Check out the "related stories" on this page" http://mises.org/story/3766
> The first method is basically what the proc does - measuring co-relatedness.
Yes, I think this is what we need to do better.
> Another way is defining tag tuples for each combination of tags on a document and then measuring co-relatedness of the permutations of tag tuples (so basically a multiple level co-relatedness value).
Can this be done on-demand, or does it require a scheduled task?
>What metadata is available though on documents (or items - whatever they need to be called) and what tables are they stored in?
Check out [dbo].[GetContentbyGUID]
We have all kinds of different documents - this is where I try to abstract out the schema.
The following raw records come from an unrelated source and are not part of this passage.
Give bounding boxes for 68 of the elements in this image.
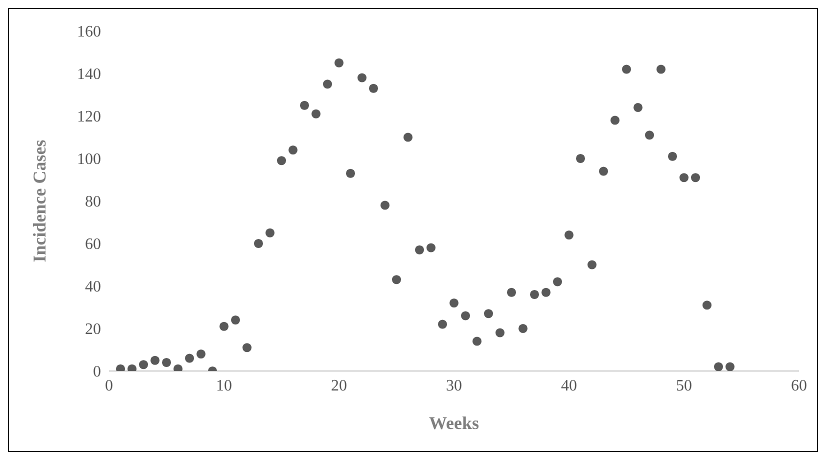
point	[162, 358, 172, 368]
point	[690, 173, 700, 182]
point	[587, 260, 597, 270]
y-tick-label: 40	[85, 278, 101, 296]
y-axis-title: Incidence Cases	[29, 140, 50, 262]
point	[449, 298, 459, 308]
point	[702, 300, 712, 310]
point	[426, 243, 436, 252]
y-tick-label: 60	[85, 236, 101, 254]
x-tick-label: 30	[446, 377, 462, 394]
point	[242, 343, 252, 352]
point	[322, 80, 332, 89]
point	[138, 360, 148, 370]
point	[150, 356, 160, 365]
point	[541, 288, 551, 297]
x-tick-label: 40	[561, 377, 577, 394]
point	[495, 328, 505, 338]
x-tick-label: 0	[105, 377, 113, 394]
point	[334, 58, 344, 68]
point	[644, 130, 654, 140]
point	[564, 230, 574, 240]
x-tick-label: 60	[791, 377, 807, 394]
point	[184, 354, 194, 363]
point	[219, 322, 229, 331]
y-tick-label: 120	[77, 108, 101, 126]
point	[380, 200, 390, 210]
point	[368, 84, 378, 93]
point	[679, 173, 689, 182]
x-tick-label: 50	[676, 377, 692, 394]
y-tick-label: 20	[85, 321, 101, 338]
point	[438, 320, 448, 329]
point	[403, 132, 413, 142]
y-tick-label: 0	[93, 364, 101, 381]
point	[610, 116, 620, 125]
point	[346, 168, 356, 178]
point	[598, 166, 608, 176]
point	[300, 100, 310, 110]
x-tick-label: 20	[331, 377, 347, 394]
point	[656, 64, 666, 74]
point	[265, 228, 275, 238]
point	[668, 152, 678, 161]
point	[288, 145, 298, 155]
point	[460, 311, 470, 320]
point	[484, 309, 494, 318]
y-tick-label: 100	[77, 151, 101, 168]
point	[714, 362, 724, 371]
point	[518, 324, 528, 334]
point	[254, 238, 264, 248]
point	[622, 64, 632, 74]
point	[633, 102, 643, 112]
y-tick-label: 140	[77, 66, 101, 84]
point	[311, 109, 321, 118]
point	[552, 277, 562, 286]
point	[506, 288, 516, 297]
x-tick-label: 10	[216, 377, 232, 394]
point	[472, 336, 482, 346]
point	[530, 290, 540, 300]
point	[230, 315, 240, 325]
point	[414, 245, 424, 254]
point	[576, 154, 586, 164]
point	[276, 156, 286, 166]
x-axis-title: Weeks	[428, 413, 480, 433]
point	[725, 362, 735, 371]
y-tick-label: 80	[85, 194, 101, 211]
point	[392, 275, 402, 284]
point	[196, 349, 206, 359]
point	[357, 73, 367, 82]
y-tick-label: 160	[77, 24, 101, 41]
Yes but can we measure that by the number of tags that documents have in common? Right now it just looks for any matching tag.
> Are the master, temp, and user DB's located on separate physical disks on separate physical controllers. I have a transaction intensive DB that had substantial performance issues until I added a controller and disks and moved the user databases to it. What is the physical layout of the MISESSATA2003 server?
It's a single server with 4 cores and a RAID 1 array. Everything is on the same drive. I think if we just optimized the worst queries, it would make a big difference. I'm not a DBA.
I have been researching tag relevance literature over the past couple of days and there seem to only be several normally exploited methods by which tag relevance is determined. The first method is basically what the proc does - measuring co-relatedness. Another way is defining tag tuples for each combination of tags on a document and then measuring co-relatedness of the permutations of tag tuples (so basically a multiple level co-relatedness value).
I think the real value would come from the document metadata. What metadata is available though on documents (or items - whatever they need to be called) and what tables are they stored in?
I will try some things starting with document data instead of a single tag passed in through the variable.